PowerPointにおける配色の重要性
プレゼンテーション資料を作成する際、スライドに使う「色」は、情報の伝わりやすさや聞き手に与える印象を大きく左右する要素です。目立たせたいからといって、赤、青、黄色、緑など原色を無計画に多用すると、スライド全体がごちゃごちゃして見え、かえってどこが重要なのかが分かりにくくなってしまいます。
見やすくプロフェッショナルな印象を与えるスライドを作るためには、使用する色の数を絞り、一定のルールに基づいた配色(カラーパレット)を設定することが効果的です。あらかじめテーマとなる色を決めておくことで、スライドを作成するたびに「何色を使おうか」と迷う時間が減り、資料全体の統一感を保ちながら効率よく作業を進めることができます。
基本的な配色のルール(3色ルール)
デザインの専門知識がなくても、以下の「3色ルール」を意識するだけで、スライドの見栄えは大きく改善されます。
ベースカラー、メインカラー、アクセントカラー
スライドを構成する色を、役割ごとに3つのグループに分けます。
- ベースカラー(背景色):スライドの背景となる色です。全体の70%程度を占めます。文字が読みやすいように、白や極めて薄いグレーなど、明るく刺激の少ない色を選ぶのが基本です。
- メインカラー(テーマ色):見出しの背景や図形の枠線など、資料のイメージを決定づける色です。全体の25%程度を目安に使用します。企業のロゴカラーや、テーマ(環境なら緑、信頼性なら青など)に合わせた色を選びます。
- アクセントカラー(強調色):とくに注目してほしい重要なデータや、結論の文字などに使用する色です。全体の5%程度に抑え、「ここぞ」という場面でだけ使います。メインカラーの補色(反対の色)を選ぶと、目立ちやすくなります。
この比率を守ることで、情報が整理され、洗練されたスライドになります。
PowerPointのカラーパレット(テーマの色)を設定する
毎回カラーピッカーから色を探すのではなく、PowerPointに用意されている「テーマの色」機能を使って、自分だけのカラーパレットを登録しておくのがおすすめです。
テーマの色のカスタマイズ手順
独自のカラーパレットを作成し、いつでも呼び出せるようにする手順は以下の通りです。
- PowerPointのリボンから「デザイン」タブを選択する
- 「バリエーション」グループの右下にある「その他(下向きの矢印)」ボタンをクリックする
- メニューから「配色」をポイントし、一番下にある「色のカスタマイズ」を選択する
- 「テーマの新しい配色パターンを作成」というダイアログボックスが開く
ここで、テキストや背景の色、そして「アクセント1」から「アクセント6」までの色を自由に指定します。
アクセントカラーの割り当て方
アクセント1〜6には、先ほどの「メインカラー」と「アクセントカラー」を設定します。

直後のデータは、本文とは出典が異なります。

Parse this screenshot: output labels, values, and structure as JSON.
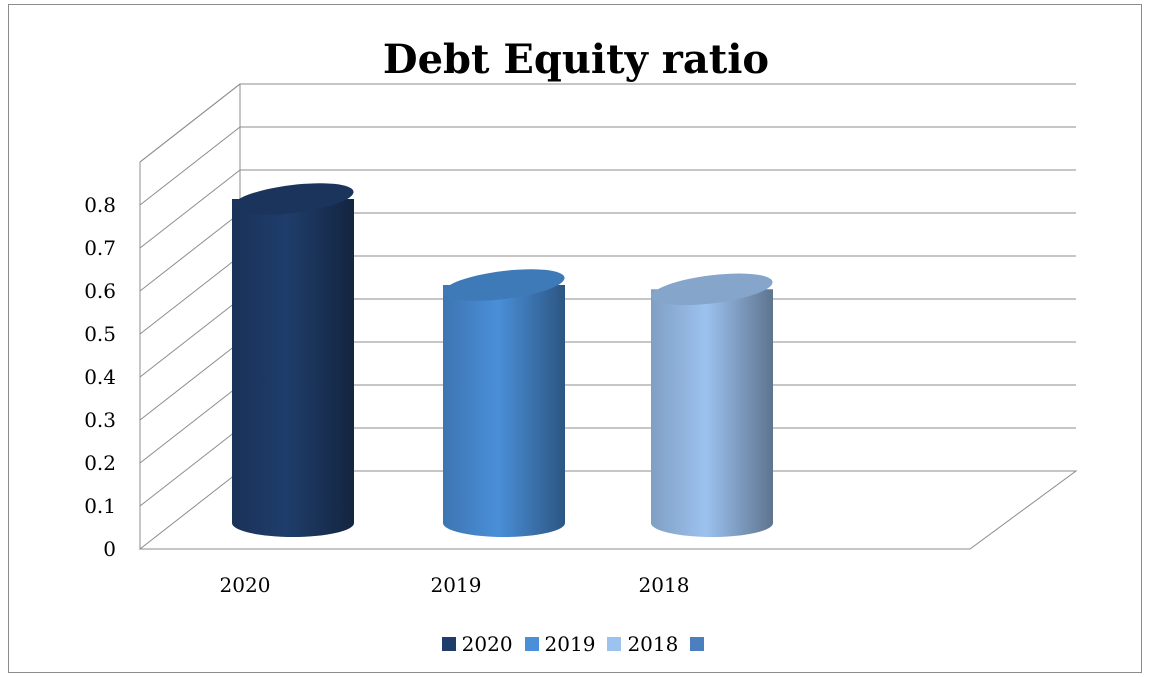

たとえば、アクセント1にメインカラー(例:青)を設定し、アクセント2にアクセントカラー(例:オレンジ)を設定します。残りのアクセントには、メインカラーと同系色で少し濃い色や薄い色を設定しておくと、グラフなどを作成する際に統一感のある配色が自動的に適用されるため非常に便利です。設定が完了したら、分かりやすい名前(例:「自社用パレット」)をつけて保存します。
スポイト機能を使った色の抽出
自社のロゴや、ウェブサイトなどで使われている特定の色とまったく同じ色をスライドに使いたい場合、「スポイト」機能が役立ちます。
スポイト機能の使い方
RGBの値(色の数値)が分からなくても、画面上の色を直接吸い取ることができます。
- スライド上に、抽出したい色が含まれた画像(ロゴなど)を配置する
- 色を変更したい図形や文字を選択し、「図形の塗りつぶし」や「フォントの色」のメニューを開く
- メニュー内にある「スポイト」をクリックする
- マウスポインターがスポイトの形に変わるので、抽出したい画像の色の上でクリックする
これにより、クリックした色と完全に同じ色が図形や文字に適用されます。抽出した色は「最近使用した色」としてパレットに残るため、他のスライドでもすぐに再利用可能です。
まとめ
今回は、PowerPointでの資料作成において、見やすさと統一感を生み出す配色のルールと、カラーパレットの設定方法について紹介しました。「ベース・メイン・アクセント」の3色ルールを意識し、使用する色を絞ることで、誰が見ても分かりやすい洗練されたスライドを作成することができます。また、テーマの色のカスタマイズやスポイト機能を活用すれば、色選びにかかる時間を短縮し、作業効率を向上させることが可能です。次回の資料作成から、まずは「使う色を減らす」という意識を取り入れてみてはいかがでしょうか。